With over 25 years of experience, Donetta co-founded HUNTER’s Social, Digital & Influencer practice in 2010 and was appointed its first Chief Influencer & Social Media Officer in July 2021. As President of Bobbie—which operates from hubs in New York, Los Angeles, Toronto, Montreal, and London—Donetta focuses on building authentic brand–creator connections that yield long‑term consumer trust and loyalty. She describes the agency's mission as matching brands with trusted voices that communicate in natural, approachable ways to create meaningful, lasting relationships.
Throughout her career, Donetta has led large-scale influencer campaigns and helped shape the role of social media in marketing strategy, earning a reputation as a visionary in the creator economy. Under her leadership, Bobbie aims to advance influencer marketing from a supporting tactic to a core revenue-driving channel.
In a recent talk for The WIE Suite, Donetta Allen, President of Bobbie, shares how to develop a social media and influencer strategy, from early community forums to today’s AI-enabled creator marketplace.
She argues that we are in the midst of an “authenticity paradox”: audiences trust influencers precisely because their content feels personal and unscripted, yet those same influencers are increasingly monetizing their platforms through paid partnerships. For leaders, the challenge is how to participate in this economy without undermining credibility.
Here are five key insights for executives looking to integrate influencer strategy into their business growth plans:
Allen was unequivocal: trust is the central driver of influencer impact. Unlike traditional media, influencer content resonates because it mirrors the intimacy of peer-to-peer recommendations. “When the sell feels stronger than the story, trust evaporates,” she noted.
Executive takeaway: Trust must be treated as a strategic asset. Any partnership that compromises an influencer’s authenticity will diminish both the brand’s credibility and ROI. Align with voices whose values and lived experience map directly onto your customers’ expectations.
Brands often over-engineer messaging, but Allen underscored the importance of ceding creative control. “Influencers are the C-suite of their own organizations,” she said, "They understand audience behaviors, timing, and tone in ways external marketers cannot."
Executive takeaway: Provide clear strategic guardrails but allow influencers to lead the storytelling. Empowering creators ensures campaigns resonate as organic, not transactional, ultimately safeguarding long-term trust equity.
Not all influencers serve the same business purpose. Allen distinguished between sellers, skilled at driving direct conversions, and storytellers, those who shift perception and build emotional connection. Similarly, she differentiates between influencers (who mobilize audiences) and creators (who produce high-performing content assets).
Executive takeaway: Apply a portfolio lens to influencer strategy. Match the right profile to the right objective, conversion, awareness, education, or credibility building, and resist the temptation to use a one-size-fits-all approach.
Allen emphasized that influencer marketing is not transactional but relational. “You pay for deliverables, but relationships are earned,” she explained.
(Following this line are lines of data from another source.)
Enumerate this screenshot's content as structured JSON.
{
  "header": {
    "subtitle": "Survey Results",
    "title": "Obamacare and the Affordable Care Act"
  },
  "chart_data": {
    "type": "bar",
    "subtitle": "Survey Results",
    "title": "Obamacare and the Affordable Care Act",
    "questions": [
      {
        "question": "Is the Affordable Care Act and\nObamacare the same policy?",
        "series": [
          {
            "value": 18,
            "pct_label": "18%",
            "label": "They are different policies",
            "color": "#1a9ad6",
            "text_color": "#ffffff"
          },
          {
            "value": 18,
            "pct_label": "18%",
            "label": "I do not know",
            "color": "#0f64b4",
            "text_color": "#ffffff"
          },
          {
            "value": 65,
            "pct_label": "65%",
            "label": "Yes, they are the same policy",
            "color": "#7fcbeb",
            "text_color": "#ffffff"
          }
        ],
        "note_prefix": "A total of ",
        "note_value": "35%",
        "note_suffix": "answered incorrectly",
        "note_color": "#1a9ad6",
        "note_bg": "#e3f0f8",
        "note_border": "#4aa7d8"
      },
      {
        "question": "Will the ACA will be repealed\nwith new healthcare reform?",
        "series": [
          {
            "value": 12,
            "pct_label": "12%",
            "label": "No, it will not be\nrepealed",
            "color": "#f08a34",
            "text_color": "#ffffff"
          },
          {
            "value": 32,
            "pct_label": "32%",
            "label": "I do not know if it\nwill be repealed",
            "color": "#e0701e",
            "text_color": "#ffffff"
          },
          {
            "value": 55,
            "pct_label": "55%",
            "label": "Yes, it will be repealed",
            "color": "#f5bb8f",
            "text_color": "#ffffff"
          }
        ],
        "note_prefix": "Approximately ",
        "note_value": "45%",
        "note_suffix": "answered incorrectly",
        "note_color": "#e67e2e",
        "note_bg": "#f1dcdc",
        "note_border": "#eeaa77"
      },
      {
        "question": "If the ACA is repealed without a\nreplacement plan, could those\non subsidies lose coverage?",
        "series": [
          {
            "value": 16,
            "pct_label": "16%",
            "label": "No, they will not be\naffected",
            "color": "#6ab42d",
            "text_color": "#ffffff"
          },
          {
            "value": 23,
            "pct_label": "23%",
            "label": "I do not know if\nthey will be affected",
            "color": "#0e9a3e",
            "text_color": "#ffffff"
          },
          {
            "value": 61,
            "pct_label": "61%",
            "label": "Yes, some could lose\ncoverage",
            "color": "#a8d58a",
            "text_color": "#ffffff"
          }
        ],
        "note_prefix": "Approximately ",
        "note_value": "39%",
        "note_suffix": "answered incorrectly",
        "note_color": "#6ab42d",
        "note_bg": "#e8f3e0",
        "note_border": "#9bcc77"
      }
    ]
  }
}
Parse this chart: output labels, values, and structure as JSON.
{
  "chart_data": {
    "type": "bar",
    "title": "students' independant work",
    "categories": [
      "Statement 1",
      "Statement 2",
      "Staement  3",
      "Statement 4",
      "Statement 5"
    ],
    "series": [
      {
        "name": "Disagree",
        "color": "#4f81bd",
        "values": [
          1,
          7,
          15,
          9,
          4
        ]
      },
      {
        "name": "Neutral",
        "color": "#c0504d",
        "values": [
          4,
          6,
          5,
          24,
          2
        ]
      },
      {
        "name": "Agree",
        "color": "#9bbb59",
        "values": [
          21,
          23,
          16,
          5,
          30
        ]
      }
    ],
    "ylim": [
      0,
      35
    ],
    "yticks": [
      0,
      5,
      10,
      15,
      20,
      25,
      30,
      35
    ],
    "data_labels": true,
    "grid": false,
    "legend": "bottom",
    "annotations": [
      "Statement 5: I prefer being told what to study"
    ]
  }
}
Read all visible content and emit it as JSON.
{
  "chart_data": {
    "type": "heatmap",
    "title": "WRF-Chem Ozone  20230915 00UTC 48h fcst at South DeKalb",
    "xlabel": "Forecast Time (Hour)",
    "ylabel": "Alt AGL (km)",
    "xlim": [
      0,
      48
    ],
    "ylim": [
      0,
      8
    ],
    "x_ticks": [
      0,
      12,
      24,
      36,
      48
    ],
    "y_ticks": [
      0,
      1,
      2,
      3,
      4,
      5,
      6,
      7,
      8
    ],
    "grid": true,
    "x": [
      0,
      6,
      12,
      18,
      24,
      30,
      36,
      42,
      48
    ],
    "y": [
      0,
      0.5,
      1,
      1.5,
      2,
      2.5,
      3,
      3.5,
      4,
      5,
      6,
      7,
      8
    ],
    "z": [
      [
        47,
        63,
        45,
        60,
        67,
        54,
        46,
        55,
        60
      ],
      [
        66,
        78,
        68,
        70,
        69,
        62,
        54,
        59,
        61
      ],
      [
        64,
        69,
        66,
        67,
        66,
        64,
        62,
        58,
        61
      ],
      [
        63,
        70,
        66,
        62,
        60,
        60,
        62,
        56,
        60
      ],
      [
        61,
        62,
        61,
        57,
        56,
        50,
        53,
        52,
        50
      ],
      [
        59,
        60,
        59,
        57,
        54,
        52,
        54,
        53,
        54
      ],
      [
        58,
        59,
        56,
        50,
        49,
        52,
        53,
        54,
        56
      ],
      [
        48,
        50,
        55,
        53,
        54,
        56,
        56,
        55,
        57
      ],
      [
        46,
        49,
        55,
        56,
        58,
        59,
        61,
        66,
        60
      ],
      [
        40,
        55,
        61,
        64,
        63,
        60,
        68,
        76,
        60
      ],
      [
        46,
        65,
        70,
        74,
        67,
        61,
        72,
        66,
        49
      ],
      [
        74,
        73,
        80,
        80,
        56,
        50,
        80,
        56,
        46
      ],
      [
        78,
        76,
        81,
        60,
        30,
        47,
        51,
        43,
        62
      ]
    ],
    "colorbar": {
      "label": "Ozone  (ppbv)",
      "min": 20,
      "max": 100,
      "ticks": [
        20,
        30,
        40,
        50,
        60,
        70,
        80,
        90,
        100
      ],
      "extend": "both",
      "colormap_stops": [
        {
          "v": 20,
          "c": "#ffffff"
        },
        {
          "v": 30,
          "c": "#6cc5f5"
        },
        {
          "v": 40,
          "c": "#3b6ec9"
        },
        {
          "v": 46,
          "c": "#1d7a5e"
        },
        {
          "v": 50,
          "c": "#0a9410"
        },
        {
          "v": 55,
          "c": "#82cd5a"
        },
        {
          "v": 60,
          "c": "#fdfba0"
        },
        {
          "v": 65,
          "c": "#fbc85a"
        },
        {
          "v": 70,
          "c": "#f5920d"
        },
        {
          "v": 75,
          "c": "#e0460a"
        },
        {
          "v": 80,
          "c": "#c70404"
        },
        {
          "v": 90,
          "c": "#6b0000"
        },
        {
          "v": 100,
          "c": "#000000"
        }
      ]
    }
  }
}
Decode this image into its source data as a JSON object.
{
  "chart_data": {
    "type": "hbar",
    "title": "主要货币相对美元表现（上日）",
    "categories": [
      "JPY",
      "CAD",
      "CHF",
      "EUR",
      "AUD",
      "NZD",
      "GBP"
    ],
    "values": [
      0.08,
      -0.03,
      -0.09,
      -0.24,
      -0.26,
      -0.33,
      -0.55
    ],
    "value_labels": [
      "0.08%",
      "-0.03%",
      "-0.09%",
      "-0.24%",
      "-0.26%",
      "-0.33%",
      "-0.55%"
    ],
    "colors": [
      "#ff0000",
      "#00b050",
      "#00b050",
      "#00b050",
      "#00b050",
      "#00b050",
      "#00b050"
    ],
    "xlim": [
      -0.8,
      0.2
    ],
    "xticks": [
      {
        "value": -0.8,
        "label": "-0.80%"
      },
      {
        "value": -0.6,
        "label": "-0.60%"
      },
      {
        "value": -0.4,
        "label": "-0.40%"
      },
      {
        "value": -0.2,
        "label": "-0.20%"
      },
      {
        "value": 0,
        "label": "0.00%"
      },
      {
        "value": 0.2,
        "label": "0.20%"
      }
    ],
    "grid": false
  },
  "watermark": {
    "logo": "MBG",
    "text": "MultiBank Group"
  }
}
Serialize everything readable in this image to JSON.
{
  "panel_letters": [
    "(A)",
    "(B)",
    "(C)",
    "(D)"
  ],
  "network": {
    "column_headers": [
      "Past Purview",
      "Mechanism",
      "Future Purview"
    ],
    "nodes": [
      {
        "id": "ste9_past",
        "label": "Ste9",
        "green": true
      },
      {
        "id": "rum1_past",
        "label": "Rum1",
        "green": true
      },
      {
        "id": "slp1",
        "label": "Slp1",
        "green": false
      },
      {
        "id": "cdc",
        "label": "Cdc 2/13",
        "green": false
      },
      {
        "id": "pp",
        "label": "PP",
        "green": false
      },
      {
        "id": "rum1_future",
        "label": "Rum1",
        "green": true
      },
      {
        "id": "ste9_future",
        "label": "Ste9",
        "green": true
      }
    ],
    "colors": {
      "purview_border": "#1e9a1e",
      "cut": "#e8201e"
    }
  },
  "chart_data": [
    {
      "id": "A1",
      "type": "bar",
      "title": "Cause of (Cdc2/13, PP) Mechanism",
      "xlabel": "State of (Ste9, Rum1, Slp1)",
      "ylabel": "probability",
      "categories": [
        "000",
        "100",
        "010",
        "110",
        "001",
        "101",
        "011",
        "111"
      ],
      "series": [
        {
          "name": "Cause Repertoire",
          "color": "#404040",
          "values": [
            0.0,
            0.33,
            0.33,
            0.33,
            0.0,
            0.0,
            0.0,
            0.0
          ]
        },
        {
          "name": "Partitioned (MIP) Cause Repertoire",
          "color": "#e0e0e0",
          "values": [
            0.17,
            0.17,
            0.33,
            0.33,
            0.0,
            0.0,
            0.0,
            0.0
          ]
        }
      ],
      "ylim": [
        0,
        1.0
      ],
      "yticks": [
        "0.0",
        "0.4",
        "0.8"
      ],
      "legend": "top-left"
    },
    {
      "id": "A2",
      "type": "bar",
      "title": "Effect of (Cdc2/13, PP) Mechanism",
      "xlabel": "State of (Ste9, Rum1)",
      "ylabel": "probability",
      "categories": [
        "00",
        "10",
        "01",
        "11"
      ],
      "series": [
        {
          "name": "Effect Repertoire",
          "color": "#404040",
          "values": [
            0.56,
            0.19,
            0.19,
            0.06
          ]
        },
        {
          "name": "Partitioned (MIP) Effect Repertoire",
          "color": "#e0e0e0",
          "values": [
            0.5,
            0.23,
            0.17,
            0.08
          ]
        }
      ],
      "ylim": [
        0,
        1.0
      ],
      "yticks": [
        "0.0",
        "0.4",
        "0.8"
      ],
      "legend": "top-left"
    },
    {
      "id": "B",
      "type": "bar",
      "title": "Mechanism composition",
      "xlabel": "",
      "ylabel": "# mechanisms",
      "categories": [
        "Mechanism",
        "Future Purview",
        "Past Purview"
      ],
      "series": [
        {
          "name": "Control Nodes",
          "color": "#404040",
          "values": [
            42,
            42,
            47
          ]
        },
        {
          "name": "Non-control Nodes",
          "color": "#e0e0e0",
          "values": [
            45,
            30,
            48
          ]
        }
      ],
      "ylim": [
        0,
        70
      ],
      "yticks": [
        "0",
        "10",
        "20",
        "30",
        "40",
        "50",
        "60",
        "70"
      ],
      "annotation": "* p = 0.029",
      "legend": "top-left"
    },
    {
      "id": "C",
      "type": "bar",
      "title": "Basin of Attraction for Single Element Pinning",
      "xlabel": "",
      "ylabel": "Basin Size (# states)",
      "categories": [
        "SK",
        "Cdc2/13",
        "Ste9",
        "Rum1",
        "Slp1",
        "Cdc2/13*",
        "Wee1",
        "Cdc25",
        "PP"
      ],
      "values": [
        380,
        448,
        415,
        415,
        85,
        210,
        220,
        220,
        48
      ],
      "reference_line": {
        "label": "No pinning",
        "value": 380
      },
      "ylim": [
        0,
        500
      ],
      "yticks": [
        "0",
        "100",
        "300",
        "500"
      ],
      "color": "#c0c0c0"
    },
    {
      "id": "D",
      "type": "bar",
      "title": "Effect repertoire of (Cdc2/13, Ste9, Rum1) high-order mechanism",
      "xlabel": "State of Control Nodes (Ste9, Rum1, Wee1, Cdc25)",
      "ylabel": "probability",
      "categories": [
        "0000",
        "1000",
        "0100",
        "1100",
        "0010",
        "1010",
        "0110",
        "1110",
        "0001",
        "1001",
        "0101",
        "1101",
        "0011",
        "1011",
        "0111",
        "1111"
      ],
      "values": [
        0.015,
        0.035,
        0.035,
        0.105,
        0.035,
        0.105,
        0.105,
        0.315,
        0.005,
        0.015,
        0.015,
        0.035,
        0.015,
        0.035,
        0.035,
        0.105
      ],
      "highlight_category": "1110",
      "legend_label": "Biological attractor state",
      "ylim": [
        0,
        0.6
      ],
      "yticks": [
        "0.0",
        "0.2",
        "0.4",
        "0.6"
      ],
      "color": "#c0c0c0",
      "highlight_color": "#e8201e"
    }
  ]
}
Long-term partnerships strengthen trust with both the influencer and their audience, creating continuity that one-off campaigns cannot replicate.
Executive takeaway: Think of influencer partnerships as relationship capital. Invest early in emerging voices, whose loyalty and cost efficiency often outperform mega-influencers. Over time, this compounds into brand affinity that is both authentic and defensible.
From AI-driven discovery and ROI tracking to shifting platform algorithms, the landscape is dynamic. Allen urged leaders to cultivate agility: “Be willing to try things that make you nervous.” Some of the most effective campaigns, she noted, emerged when brands allowed creators to embed products into ongoing storylines their audiences were already following.
Executive takeaway: Build flexibility into influencer budgets and governance. Adopt an experimental mindset, leverage AI to streamline identification and measurement, and prepare to reallocate spend as platforms, formats, and audience behaviors shift.
Allen’s framework reframes influencer marketing not as a peripheral tactic but as a core growth lever. For executives and founders, the imperative is clear:
The brands that win in the creator economy will be those that master the balance between control and authenticity, and recognize that influence, when earned, is among the most powerful drivers of consumer behavior.